Mr Donnelly’s proposed additions included Royal College of Physicians in Ireland president Prof Mary Horgan and infectious diseases consultant Prof Paddy Mallon, both of whom were involved in Mr Donnelly’s efforts to promote wider use of antigen testing.
Other additions included Trinity academics Prof Cliona O’Farrelly and Prof Luke O’Neill of the School of Biochemistry and Immunology and UCC professor of physical chemistry John Wenger.
Mr Donnelly also proposed that in addition to monitoring the disease, the group would “incorporate more of an emphasis on science and technology, plus waning immunity” and monitor the experience in other countries.
Less than a fortnight later, the Sunday Independent revealed that Dr Holohan and the minister were at odds over the new group, with one senior source claiming the minister’s proposal “perpetuates the sense of emergency”.
Mr Donnelly’s allies downplayed any split.
By April 4, Mr Donnelly sought to finalise the group and its terms of reference, including that it would advise the Government on the use of new technologies, the “deployment of data, surveillance and analytical tools” and “on immediate threats or opportunities in relation to Covid-19”.
This prompted Mr Watt to issue a response in which he said “this is not [the] intended purpose of this group”.
He added: “What you are proposing is a more fundamental review of pandemic preparedness, which cuts across the already established Brady Group [to examine public health reform]. As secretary-general of the department, I don’t understand what this means for my role or indeed the role of the CMO.”
There is no record of any direct response from Mr Donnelly, but on April 6, the minister sought to end the debate on the matter by agreeing to terms of reference that differed from those he had drafted two days earlier – which Mr Watt had resisted – and a membership of 20.
“This proposed group is getting bigger all the time.

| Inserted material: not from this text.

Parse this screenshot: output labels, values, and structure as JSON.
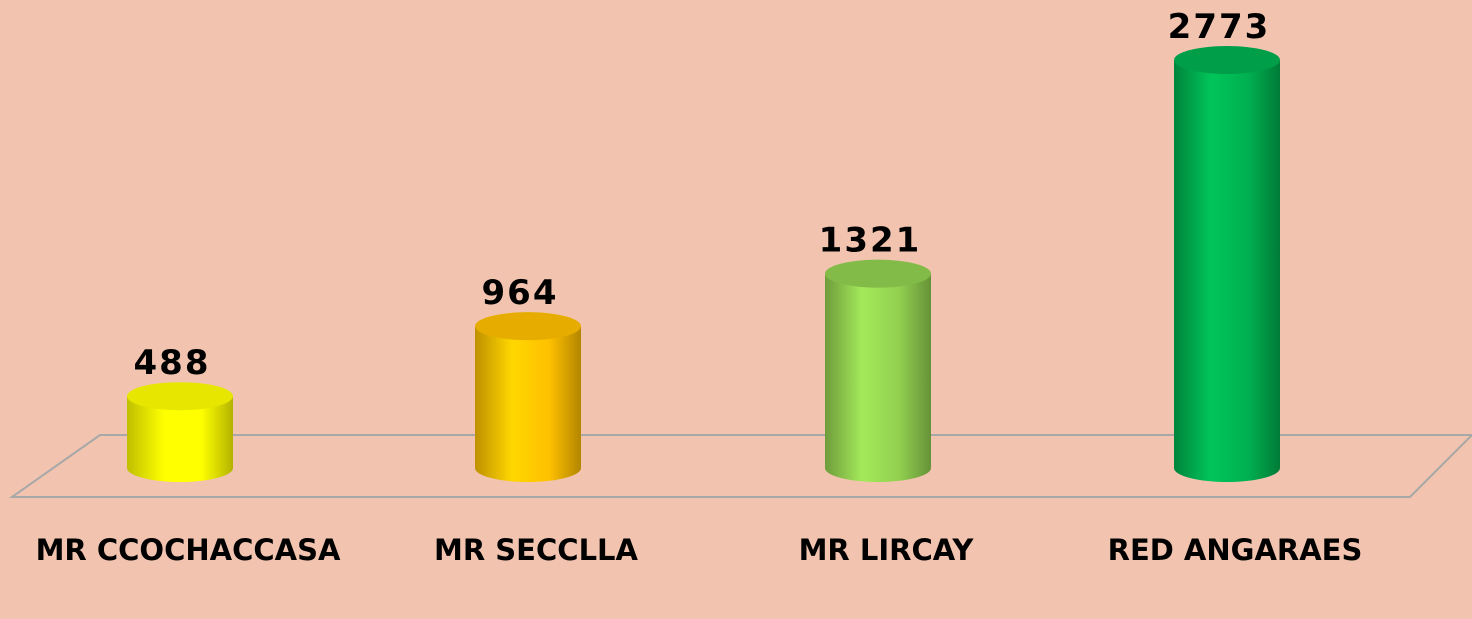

I have already added some of the names you recommended to the group. We can add more at a later stage, if necessary,” the minister wrote to Dr Holohan.
In the same email, he asked officials to ensure the new group would be announced the following day. But it was not announced until April 8, the day Dr Holohan, who was not quoted in the press release announcing it, criticised the final terms of reference and membership.
“The membership you now propose does not have sufficient representation from public health doctors outside of the Department of Health,” Dr Holohan wrote in a note to the minister.
“Given the department’s commitment to strengthening the speciality of public health medicine…, it would be incongruous… were the incoming National Director for Public Health and the incoming National Lead for Health Protection not part of such a key leadership group.”